The result was a complete change in approach. The first prototype, built in only a week, included new procedures and simple software that enabled nurses to call up previous shift-change notes and add new ones throughout their shifts. More important, patients were now part of the process and could bring up additional details important to them. Kaiser measured the impact of this change and found that the mean time between a nurse’s arriving on shift and first interacting with a patient was more than halved. The innovation also had an impact on how nurses felt about their job. In a survey, one commented: “I’m an hour ahead, and I’ve only been here 45 minutes.” Another admitted: “This was the first time I’ve ever made it out of here at the end of my shift.”

The new procedure had an impact on patients and nurses but on its own was a long way from achieving the desired goal of a systematic improvement in the overall quality of health care at Kaiser.
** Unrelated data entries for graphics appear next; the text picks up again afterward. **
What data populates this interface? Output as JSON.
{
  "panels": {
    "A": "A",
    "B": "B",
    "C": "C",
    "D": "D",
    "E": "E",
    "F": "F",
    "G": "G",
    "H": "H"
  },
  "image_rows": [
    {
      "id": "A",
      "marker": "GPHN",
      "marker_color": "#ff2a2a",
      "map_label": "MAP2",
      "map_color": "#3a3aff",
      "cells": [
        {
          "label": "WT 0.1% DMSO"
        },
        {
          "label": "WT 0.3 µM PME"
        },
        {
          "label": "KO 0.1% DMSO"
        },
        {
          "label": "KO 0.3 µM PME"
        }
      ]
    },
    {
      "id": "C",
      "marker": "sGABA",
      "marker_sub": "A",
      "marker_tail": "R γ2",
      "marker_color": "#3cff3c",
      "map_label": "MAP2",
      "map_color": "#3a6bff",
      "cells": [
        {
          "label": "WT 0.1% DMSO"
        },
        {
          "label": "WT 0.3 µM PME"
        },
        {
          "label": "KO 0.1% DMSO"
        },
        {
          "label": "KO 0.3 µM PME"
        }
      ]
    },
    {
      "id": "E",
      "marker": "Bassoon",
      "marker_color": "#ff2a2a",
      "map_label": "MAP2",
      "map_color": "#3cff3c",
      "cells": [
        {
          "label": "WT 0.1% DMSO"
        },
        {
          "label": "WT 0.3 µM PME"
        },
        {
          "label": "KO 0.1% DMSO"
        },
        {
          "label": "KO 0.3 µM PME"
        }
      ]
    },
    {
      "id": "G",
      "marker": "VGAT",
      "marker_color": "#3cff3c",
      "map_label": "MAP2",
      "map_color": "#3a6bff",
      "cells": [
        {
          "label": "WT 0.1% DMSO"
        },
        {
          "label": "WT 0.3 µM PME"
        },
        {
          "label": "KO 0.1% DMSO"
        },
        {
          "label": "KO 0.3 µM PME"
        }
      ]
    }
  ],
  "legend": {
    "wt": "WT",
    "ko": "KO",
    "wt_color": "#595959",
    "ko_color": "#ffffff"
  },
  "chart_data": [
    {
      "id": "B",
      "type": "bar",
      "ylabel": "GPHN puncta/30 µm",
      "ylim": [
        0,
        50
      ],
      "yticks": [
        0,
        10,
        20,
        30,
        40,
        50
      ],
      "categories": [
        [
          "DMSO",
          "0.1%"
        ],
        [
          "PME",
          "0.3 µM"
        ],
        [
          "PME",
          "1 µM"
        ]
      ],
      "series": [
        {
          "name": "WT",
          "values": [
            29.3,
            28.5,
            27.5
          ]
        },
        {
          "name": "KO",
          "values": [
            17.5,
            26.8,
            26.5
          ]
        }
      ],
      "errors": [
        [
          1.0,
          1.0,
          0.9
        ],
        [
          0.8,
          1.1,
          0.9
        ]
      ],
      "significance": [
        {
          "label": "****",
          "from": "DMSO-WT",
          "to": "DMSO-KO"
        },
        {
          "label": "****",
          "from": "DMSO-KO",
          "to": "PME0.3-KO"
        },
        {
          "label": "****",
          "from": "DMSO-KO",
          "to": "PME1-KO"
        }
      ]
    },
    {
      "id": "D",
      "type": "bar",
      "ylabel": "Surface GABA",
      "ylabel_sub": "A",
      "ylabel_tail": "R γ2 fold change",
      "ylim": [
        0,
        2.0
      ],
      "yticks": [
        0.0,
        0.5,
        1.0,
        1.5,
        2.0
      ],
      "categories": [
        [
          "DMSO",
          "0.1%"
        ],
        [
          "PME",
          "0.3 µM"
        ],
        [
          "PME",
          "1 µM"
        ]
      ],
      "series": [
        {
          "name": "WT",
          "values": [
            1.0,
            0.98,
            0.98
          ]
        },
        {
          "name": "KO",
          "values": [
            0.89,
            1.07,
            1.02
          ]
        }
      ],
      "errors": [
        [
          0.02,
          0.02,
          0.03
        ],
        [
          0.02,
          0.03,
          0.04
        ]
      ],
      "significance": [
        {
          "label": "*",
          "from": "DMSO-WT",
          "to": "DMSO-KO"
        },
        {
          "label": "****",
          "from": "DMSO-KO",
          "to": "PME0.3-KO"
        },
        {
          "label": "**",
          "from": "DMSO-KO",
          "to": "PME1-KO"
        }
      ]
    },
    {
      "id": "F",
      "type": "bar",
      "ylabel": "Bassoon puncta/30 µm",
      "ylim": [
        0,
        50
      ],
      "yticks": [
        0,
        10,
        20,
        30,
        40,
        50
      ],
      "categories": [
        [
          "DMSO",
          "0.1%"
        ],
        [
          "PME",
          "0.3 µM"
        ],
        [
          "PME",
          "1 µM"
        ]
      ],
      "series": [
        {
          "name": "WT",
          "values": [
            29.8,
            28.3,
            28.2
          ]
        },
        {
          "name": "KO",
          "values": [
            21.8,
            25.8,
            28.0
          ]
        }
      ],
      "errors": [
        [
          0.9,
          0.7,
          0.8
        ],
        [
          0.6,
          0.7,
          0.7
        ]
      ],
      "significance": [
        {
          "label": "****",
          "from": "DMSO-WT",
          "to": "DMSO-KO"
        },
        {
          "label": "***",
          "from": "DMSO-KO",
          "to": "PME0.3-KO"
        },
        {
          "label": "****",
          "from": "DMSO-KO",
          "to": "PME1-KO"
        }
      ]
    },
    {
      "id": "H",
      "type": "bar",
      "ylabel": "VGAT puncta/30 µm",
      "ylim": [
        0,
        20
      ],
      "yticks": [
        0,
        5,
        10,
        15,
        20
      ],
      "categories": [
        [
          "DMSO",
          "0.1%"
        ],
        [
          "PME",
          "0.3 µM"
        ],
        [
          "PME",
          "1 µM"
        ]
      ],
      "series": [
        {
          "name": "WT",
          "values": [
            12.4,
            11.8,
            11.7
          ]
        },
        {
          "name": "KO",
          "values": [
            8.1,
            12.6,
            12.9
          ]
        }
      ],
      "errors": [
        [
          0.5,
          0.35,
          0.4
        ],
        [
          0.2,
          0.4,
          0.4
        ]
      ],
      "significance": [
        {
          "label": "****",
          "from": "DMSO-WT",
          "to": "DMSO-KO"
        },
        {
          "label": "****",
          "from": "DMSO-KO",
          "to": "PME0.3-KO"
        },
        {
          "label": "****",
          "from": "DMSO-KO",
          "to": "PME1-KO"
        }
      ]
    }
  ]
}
To achieve that, the core team of nurses, development experts, and technologists went from carrying out their own projects to acting as consultants to the rest of the organization. Through the Kaiser Permanente Innovation Consultancy, the team now pursues the mission of enhancing the patient experience, envisioning Kaiser’s “hospital of the future,” and introducing innovation and design thinking across the Kaiser system.

The design thinkers I have described here are not minimalist, esoteric members of an elite priesthood, and they do not wear black turtlenecks. They are creative innovators who can bridge the chasm between thinking and doing because they are passionately committed to the goal of a better life and a better world around them. In the process they are helping to make our societies healthier, our businesses more profitable, and our own lives richer and more meaningful.